Treat Williams has been a pilot for over 40 years. His love of flying began when his high school football coach, who was holding his ring during a game, lost it, and offered him two free flying lessons in his Super Cub in lieu of payment. Treat accepted and has never looked back. He soloed the the cub in 1969 off a grass strip in New England and in 1973 while a senior in college, he drove a cab, sang in a band, and painted houses to pay for his private license. While working in Grease on Broadway he purchased his first airplane from an Airline Pilot, a Clip Wing Cub for which he paid 3 thousand dollars, and which, when it came up for annual, the mechanic refused to work on. He should have known. Over the next few years Treat gained his instrument, Muti Engine and commercial ratings. After building time in his Cherokee 180 flying coast to coast, he purchased a Seneca which he flew for 20 years.

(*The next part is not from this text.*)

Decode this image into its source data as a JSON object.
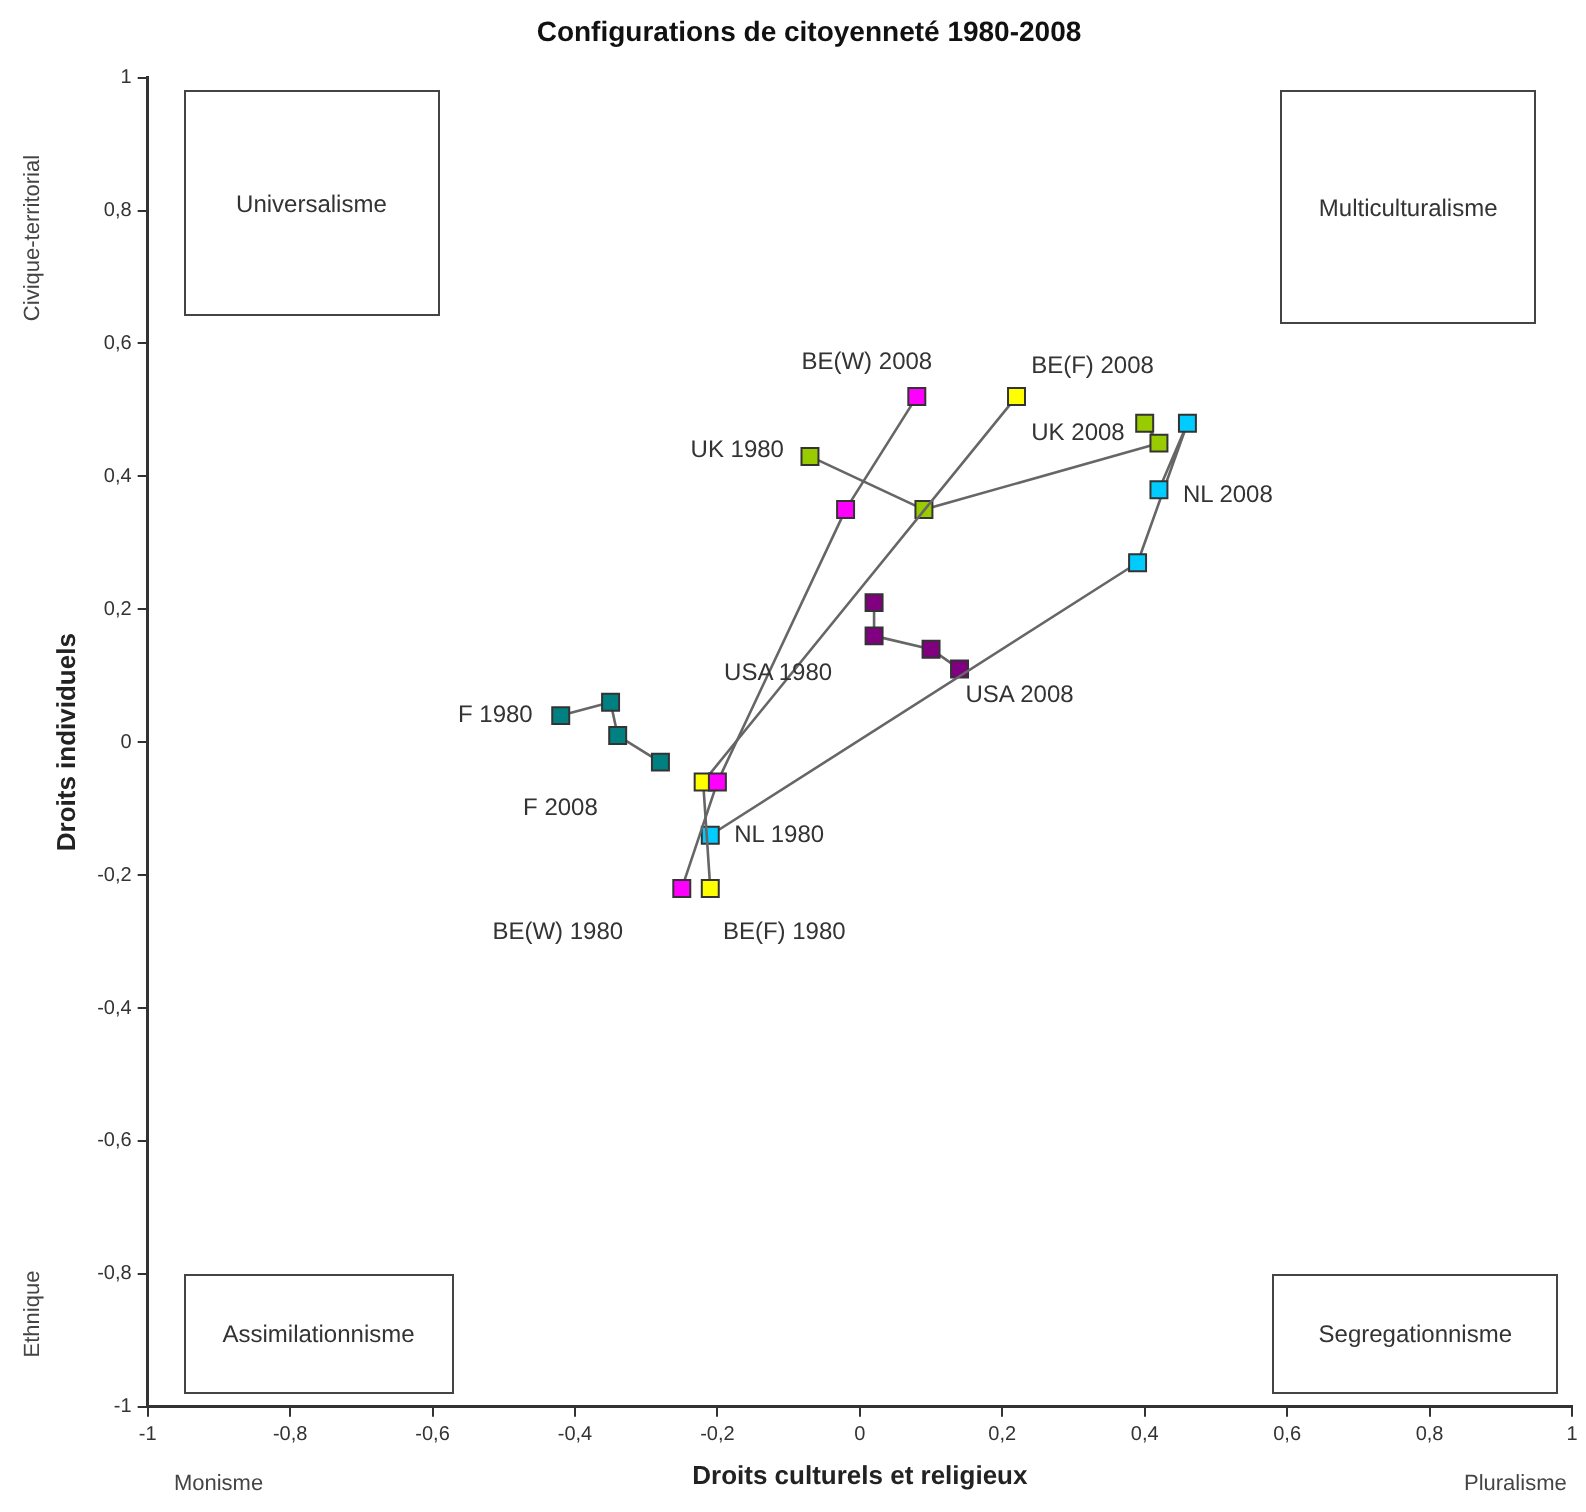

During that time Treat went on to get his CFI and his Helicopter commercial add on. He has had the privilege to fly with some of the best aerobatic and stunt pilots in LA. He is also lucky to have flown with some of the legends and soon to be legends here , Tony Bill , John Travolta, Barry Schiff to name a few. As for non aviators, he is still recovering from having flown Chris Walken and Robert DeNiro to Cuba for a film festival, most of which he does not remember.
He was particularly honored to fly with the great Art Scholl , in the film, Pursuit of DB Cooper ,Treat and Art tried to destroy Robert Duvall's car with the landing gear of a Stearman, and, a few years later Treat stood on the landing gear of a 172 with no parachute for a fight scene with Art at 3000 feet. (He is not getting this award because he is smart).
During that time he purchased one of the great loves of his flying career, his T6 Texan November 522 Lima Uniform, which he flew for sixteen years.
For eight years he owned Cineflight, a company that provided aviation services for films and television. For ten years, while living in Park City Utah, he owned and flew a Navajo Chieftain and became type rated in and flew the Cessna Citation. During that time he wrote the children's book, AIRSHOW! as a way to present a child's perspective of the joy of flight.
Mr. Williams now lives in a small town in Vermont with his wife and two children, two dogs, and eighteen chickens. He continues to fly regularly and now, after more than ten thousand hours in the cockpit, his greatest pleasure when not making films is to fly a Piper Cub ... off of a grass strip...in New England.
He is proud to be recognized by Kiddie Hawk for this great honor and to be in the company of such an extraordinary group of people.